White Charles S, Pugatch Robert, Koonce Thomas, Rust Steven W, Dharaiya Ekta
University of Maryland Medical Center, 22 S. Greene Street, Baltimore, MD 21201, USA.
Acad Radiol. 2008 Mar;15(3):326-33. doi: 10.1016/j.acra.2007.09.027.
The purpose of this multicenter, multireader study was to evaluate the performance of computed tomography (CT) lung nodule computer-aided detection (CAD) software as a second reader.
The study involved 109 patients from four sites. The data were collected from a variety of multidetector CT scanners and had different scan parameters. Each chest CT scan was divided into four quadrants. A group of three expert thoracic radiologists identified nodules between 4 and 30 mm in maximum diameter within each quadrant. The standard of reference was established by a consensus read of these experienced radiologists. The cases were then interpreted by 10 other radiologist readers with varying degrees of experience, without and then with CAD software. These readers identified nodules and assigned an actionability rating to each quadrant before and after using CAD software. Receiver operating characteristic curves were used to measure the performance of the readers without and with CAD software.

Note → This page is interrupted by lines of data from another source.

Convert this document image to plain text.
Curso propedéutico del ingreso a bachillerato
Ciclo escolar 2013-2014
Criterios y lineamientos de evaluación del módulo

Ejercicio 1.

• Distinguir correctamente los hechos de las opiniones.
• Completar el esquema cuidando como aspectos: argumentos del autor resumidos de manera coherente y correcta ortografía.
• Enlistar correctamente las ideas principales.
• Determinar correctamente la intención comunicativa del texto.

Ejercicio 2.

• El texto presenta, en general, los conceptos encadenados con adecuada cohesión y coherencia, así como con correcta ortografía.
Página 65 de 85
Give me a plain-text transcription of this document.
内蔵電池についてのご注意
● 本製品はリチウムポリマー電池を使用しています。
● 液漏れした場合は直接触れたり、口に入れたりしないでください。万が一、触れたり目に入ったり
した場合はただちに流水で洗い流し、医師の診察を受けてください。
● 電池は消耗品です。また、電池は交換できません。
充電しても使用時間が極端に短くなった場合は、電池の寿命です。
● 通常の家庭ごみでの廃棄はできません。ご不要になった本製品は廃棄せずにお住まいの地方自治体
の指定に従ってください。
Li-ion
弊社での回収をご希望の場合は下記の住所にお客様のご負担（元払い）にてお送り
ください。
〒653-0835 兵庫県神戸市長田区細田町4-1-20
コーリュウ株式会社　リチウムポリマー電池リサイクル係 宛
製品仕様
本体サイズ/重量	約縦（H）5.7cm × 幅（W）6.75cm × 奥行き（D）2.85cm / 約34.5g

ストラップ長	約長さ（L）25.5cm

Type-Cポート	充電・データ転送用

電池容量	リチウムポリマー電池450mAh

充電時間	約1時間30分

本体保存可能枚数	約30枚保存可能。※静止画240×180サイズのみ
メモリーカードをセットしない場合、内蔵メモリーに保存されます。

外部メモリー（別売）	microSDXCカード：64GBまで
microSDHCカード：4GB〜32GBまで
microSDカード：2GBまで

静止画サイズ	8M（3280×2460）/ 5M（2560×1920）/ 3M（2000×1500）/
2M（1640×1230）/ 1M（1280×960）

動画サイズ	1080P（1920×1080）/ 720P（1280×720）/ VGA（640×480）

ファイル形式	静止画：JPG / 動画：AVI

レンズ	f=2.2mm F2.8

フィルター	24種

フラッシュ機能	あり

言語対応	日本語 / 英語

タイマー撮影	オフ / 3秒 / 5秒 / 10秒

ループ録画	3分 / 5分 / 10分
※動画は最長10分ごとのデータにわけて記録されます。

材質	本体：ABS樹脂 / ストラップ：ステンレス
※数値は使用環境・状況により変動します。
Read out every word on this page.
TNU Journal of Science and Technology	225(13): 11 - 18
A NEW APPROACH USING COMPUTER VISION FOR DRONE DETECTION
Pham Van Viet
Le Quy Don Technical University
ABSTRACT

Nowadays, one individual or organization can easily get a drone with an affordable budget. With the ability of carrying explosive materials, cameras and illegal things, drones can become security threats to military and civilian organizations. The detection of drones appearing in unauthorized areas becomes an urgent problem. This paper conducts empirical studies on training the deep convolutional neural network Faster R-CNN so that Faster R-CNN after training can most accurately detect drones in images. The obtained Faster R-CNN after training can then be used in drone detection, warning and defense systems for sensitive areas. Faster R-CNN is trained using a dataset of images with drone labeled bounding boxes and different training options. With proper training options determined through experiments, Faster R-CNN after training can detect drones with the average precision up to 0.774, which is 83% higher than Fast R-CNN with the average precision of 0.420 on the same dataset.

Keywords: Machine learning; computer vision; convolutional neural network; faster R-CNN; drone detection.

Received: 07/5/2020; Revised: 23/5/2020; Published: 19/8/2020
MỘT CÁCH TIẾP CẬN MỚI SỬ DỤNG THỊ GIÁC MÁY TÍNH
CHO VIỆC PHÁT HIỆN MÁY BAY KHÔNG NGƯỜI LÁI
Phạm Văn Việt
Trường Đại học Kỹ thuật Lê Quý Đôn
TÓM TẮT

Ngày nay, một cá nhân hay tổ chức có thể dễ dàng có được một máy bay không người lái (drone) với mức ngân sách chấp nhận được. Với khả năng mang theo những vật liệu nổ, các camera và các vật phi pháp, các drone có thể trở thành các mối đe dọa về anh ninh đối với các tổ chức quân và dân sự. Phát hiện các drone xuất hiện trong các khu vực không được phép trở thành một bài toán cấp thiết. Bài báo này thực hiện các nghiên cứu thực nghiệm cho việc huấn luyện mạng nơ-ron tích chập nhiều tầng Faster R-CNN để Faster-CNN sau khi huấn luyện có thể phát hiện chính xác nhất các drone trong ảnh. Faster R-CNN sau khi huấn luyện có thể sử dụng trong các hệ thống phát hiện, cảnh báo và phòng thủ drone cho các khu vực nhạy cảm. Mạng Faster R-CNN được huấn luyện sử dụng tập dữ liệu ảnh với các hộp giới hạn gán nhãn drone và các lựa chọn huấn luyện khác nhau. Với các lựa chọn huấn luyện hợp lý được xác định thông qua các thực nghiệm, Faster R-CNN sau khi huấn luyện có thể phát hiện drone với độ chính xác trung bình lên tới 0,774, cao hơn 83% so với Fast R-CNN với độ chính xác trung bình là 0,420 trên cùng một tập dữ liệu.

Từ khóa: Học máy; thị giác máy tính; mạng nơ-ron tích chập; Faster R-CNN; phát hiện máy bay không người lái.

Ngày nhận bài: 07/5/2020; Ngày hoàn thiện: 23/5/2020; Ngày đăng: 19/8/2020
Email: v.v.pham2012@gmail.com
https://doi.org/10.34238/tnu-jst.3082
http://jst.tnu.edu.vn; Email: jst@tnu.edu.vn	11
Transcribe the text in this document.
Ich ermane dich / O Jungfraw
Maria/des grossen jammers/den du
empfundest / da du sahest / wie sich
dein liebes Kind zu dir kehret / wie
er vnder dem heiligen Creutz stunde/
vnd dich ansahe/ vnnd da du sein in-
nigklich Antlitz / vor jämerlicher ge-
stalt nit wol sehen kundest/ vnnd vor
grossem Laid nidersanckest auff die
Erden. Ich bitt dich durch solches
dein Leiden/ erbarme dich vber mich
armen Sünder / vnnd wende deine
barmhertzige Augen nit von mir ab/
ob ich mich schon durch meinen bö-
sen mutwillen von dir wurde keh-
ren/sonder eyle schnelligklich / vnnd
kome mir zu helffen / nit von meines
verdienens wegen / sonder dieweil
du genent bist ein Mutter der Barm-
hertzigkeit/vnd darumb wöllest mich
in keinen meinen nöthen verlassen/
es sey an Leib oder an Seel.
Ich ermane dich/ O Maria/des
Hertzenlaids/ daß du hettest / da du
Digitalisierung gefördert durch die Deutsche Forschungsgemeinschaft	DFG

The average increase in area under the curve for the 10 readers with CAD software was 1.9% for a 95% confidence interval (0.8-8.0%). The area under the curve without CAD software was 86.7% and with CAD software was 88.7%. A nonsignificant correlation was observed between the improvement in sensitivity and experience of the radiologists. The readers also showed a greater improvement in patients with cancer as compared to those without cancer.
In this multicenter trial, CAD software was shown to be effective as a second reader by improving the sensitivity of the radiologists in detecting pulmonary nodules.
这项多中心、多阅片者研究的目的是评估计算机断层扫描(CT)肺结节计算机辅助检测(CAD)软件作为第二阅片者的性能。
该研究纳入了来自四个地点的109名患者。数据采集自各种多排CT扫描仪,且扫描参数不同。每次胸部CT扫描被分为四个象限。一组三名胸科专家放射科医生在每个象限内识别最大直径在4至30毫米之间的结节。参考标准由这些经验丰富的放射科医生通过共识阅片确定。然后由另外10名经验程度不同的放射科阅片者在不使用和使用CAD软件的情况下对病例进行解读。这些阅片者在使用CAD软件前后识别结节并为每个象限分配可操作性评级。使用受试者操作特征曲线来衡量不使用和使用CAD软件时阅片者的性能。
使用CAD软件的10名阅片者曲线下面积的平均增加为1.9%,95%置信区间为(0.8 - 8.0%)。不使用CAD软件时曲线下面积为86.7%,使用CAD软件时为88.7%。在敏感性改善与放射科医生经验之间观察到无显著相关性。与无癌症患者相比,阅片者在癌症患者中也显示出更大的改善。
在这项多中心试验中,CAD软件被证明作为第二阅片者是有效的,可提高放射科医生检测肺结节的敏感性。